Delivering on a pledge

Howard Tyler, an associate professor of animal science, was recruited last fall to help lead another long-standing learning community -- for animal science, dairy science and pre-vet students -- as some of his faculty colleagues move toward retirement. The learning community has experienced about 7 percent growth annually for the last five years, this fall serving about 320 students in 20 peer mentor groups.

"I was not a big fan of learning communities back in the 1990s when they first developed," he said. "I was completely wrong. Learning communities are a real asset to our students and a great mechanism to help keep them in school."

Tyler also happens to be one of the faces for his department during campus visits by prospective students. "I feel an obligation to make sure we're providing students with the experience we said we would," he noted. The learning community helps him do that.

Tyler credits his sophomore peer mentors with being the real eyes and ears of the learning community, but through them "I get to know the needs of all of our students individually, especially our high-risk and high-ability students," he said.

Responding to the ask

Recruited by her chemistry colleague Joe Burnett, professor Theresa Windus was on the team that helped launch a learning community for freshman chemistry majors in the fall of 2010. There have been about 30 members each year.

"We were losing our chemistry majors from fall to spring in their first year, so it was clear we needed to help them acclimate and make the transition a little easier," Windus said. "We'd all heard of learning communities, but one didn't exist in our department."

She readily admits it's time-consuming. "I'm not in it because I have more time. I'm in it because I believe in it. I like to see people in a good state."

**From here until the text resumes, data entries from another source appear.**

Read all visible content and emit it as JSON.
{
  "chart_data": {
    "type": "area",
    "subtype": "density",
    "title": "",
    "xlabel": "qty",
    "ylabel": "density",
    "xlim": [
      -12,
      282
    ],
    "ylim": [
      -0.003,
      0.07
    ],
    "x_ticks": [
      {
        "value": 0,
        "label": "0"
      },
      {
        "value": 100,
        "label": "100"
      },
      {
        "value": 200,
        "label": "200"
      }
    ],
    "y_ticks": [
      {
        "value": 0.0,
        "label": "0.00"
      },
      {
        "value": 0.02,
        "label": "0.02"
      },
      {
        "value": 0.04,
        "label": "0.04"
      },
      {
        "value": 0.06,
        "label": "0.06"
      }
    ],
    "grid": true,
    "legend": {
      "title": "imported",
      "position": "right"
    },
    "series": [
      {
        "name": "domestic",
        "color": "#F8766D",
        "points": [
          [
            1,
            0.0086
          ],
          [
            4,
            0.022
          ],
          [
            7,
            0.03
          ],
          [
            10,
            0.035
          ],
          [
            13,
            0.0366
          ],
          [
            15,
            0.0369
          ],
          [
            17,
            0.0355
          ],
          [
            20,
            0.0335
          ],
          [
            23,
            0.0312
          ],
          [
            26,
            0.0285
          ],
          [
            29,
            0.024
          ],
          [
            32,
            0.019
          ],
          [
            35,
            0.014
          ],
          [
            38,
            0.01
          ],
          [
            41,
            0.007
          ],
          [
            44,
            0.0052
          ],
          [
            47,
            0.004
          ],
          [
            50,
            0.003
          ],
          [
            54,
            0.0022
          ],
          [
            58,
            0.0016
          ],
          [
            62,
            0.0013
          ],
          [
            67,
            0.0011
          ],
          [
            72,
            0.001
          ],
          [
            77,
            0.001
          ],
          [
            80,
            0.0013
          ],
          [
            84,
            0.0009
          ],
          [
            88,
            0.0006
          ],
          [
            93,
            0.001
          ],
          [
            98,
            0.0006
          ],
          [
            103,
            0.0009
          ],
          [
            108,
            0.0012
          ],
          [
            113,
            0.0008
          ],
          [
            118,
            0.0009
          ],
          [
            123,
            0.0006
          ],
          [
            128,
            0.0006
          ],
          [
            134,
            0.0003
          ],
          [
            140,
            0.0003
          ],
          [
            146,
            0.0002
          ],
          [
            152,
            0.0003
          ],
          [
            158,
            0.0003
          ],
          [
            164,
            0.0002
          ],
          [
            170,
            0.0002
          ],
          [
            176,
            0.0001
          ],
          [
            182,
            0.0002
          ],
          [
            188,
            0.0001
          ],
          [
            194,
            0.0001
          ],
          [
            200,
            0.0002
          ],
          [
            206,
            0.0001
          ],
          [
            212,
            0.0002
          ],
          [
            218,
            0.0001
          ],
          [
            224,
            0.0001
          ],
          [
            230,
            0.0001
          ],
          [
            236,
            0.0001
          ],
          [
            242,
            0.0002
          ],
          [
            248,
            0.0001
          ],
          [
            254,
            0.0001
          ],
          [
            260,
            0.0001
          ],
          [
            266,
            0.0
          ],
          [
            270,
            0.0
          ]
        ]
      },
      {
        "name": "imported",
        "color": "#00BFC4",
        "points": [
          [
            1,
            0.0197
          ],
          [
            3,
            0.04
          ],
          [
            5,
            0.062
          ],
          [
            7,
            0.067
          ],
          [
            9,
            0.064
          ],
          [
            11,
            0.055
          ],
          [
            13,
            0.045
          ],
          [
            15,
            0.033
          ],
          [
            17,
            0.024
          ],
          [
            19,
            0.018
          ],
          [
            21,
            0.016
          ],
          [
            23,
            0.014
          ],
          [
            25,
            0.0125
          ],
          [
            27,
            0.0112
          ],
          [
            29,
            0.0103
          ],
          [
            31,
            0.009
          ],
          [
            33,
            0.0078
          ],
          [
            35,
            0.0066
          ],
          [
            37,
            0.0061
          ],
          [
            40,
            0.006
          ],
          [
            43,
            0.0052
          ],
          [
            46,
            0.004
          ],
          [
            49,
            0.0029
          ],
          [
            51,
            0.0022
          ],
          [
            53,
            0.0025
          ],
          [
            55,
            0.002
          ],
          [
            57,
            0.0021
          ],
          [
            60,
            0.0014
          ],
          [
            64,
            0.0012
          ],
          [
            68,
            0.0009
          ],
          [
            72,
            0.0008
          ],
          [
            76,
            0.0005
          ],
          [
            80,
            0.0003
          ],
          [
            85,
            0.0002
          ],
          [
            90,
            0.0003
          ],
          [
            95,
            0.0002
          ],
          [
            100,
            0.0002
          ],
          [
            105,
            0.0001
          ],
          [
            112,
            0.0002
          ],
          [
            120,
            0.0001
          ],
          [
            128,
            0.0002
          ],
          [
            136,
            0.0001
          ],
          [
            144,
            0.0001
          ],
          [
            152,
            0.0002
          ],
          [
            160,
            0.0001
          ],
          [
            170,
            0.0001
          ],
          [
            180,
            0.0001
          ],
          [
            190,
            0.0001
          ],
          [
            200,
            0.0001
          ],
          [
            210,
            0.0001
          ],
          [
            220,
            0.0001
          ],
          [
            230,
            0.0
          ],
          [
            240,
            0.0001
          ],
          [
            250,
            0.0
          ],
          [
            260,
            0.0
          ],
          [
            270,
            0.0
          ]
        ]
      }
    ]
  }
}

Windus co-teaches chemistry 110, which focuses on research and careers in chemistry. Because chemistry majors follow different avenues in their coursework, research is a more logical anchor for the orientation course. Other chemistry faculty come to class to talk about their research programs.

"When we were getting the learning community started, I sent a note to all chemistry faculty asking who wanted to be involved. About a dozen said they would," she recalled. "It takes a community to make a learning community happen."